The outage restoration process begins at the point where the power feeds into SVEC’s system. This could be a substation, transmission line, or a main distribution line. After these repairs have been made, crews work on remaining outages and correct the trouble, beginning with areas serving the greatest number of consumers and continuing until electricity is restored to each consumer’s home.
For additional information on outage restoration priorities, please click here.
SVEC crews are in the area, why didn’t they stop?
If you see an SVEC service crew passing but not stopping, it is because work must first be performed at a nearby location before electric service can be restored to you and your neighbors. Following the outage restoration process ensures all consumers have their power restored as quickly and as safely as possible.
Why does my neighbor have power and I do not?
It depends on the cause of the outage. Remember to check and make sure your power is not out because of an electrical problem inside your home, such as a tripped breaker. If your neighbor has electricity and you do not, more than likely, they receive their electricity from a different power line or are located on a different circuit than the circuit your home is on.
Why can’t you tell me how long it will take to restore my power?
Each outage is a result of different circumstances, and some may take longer to identify and restore than others. As a result, during storm-related outages, restoration information may not be immediately available.
What should I do if a power line falls in my yard?
Consider all fallen wires to be energized, regardless of whether or not they appear to be safe. Report the fallen power line to your cooperative immediately at 1-800-234-7832. Make sure your children, pets, and neighbors stay away from the power line and any objects it may be touching.
If power goes out, do I need to throw out all the food in my refrigerator and freezer?
To minimize the loss of food during a power outage, limit the number of times you open your refrigerator or freezer door.
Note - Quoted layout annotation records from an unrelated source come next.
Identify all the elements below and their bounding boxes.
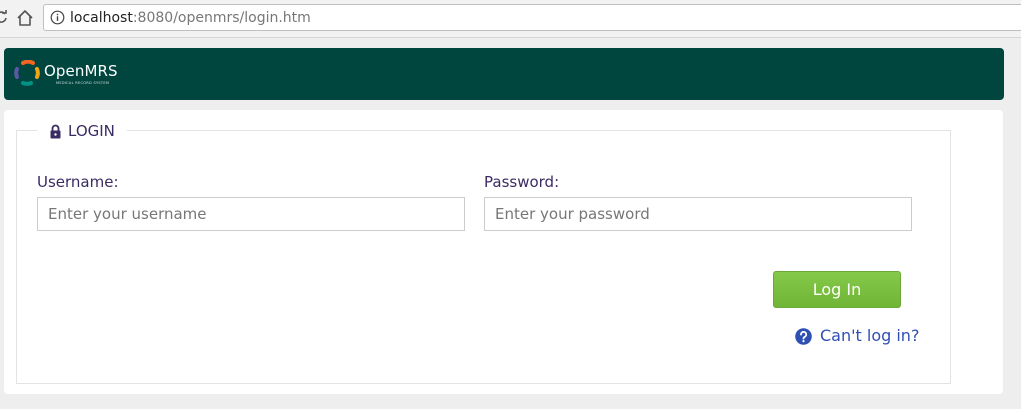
info-icon[interactable] — [50, 10, 65, 25]
login-button[interactable]: Log In — [773, 271, 901, 308]
brand-tagline: MEDICAL RECORD SYSTEM — [56, 81, 110, 85]
url-path: :8080/openmrs/login.htm — [132, 10, 311, 26]
login-legend-text: LOGIN — [68, 122, 115, 140]
password-label: Password: — [484, 173, 560, 191]
openmrs-logo[interactable]: OpenMRS MEDICAL RECORD SYSTEM — [14, 60, 134, 90]
username-label: Username: — [37, 173, 119, 191]
login-form: LOGIN Username: Password: Log In Can't l… — [16, 120, 951, 384]
username-input[interactable] — [37, 197, 465, 231]
cant-login-link[interactable]: Can't log in? — [795, 327, 919, 345]
address-bar[interactable]: localhost:8080/openmrs/login.htm — [43, 4, 1021, 31]
url-host: localhost — [70, 10, 133, 26]
cant-login-text: Can't log in? — [820, 326, 920, 345]
lock-icon — [50, 124, 61, 138]
url-text: localhost:8080/openmrs/login.htm — [70, 10, 311, 26]
browser-toolbar: localhost:8080/openmrs/login.htm — [0, 0, 1021, 38]
password-input[interactable] — [484, 197, 912, 231]
openmrs-logo-mark-icon — [14, 60, 40, 86]
home-icon[interactable] — [16, 9, 34, 27]
help-icon — [795, 327, 812, 345]
brand-name: OpenMRS — [44, 62, 118, 80]
login-legend: LOGIN — [37, 120, 127, 142]
content-panel: LOGIN Username: Password: Log In Can't l… — [4, 110, 1003, 394]
reload-icon[interactable] — [0, 10, 8, 24]
app-header: OpenMRS MEDICAL RECORD SYSTEM — [4, 48, 1004, 100]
If the doors remain closed, refrigerated food can remain safely cold for about four hours; frozen food can remain safe for up to two days if the freezer is full and the doors remain closed. Learn more about food safety in a power outage by viewing the American Red Cross Food Safety web page here: https://www.redcross.org/get-help/how-to-prepare-for-emergencies/types-of-emergencies/food-safety.html
What is a supplier outage?
Some situations can arise causing SVEC to lose service from the supplier of its electricity. When this occurs in your area, SVEC consumers lose service because the electricity supplied to the Cooperative’s lines is interrupted at its source. Although not a direct result of damage to SVEC’s lines, this situation still causes an outage. SVEC works closely with the supplier of its power to minimize these occurrences.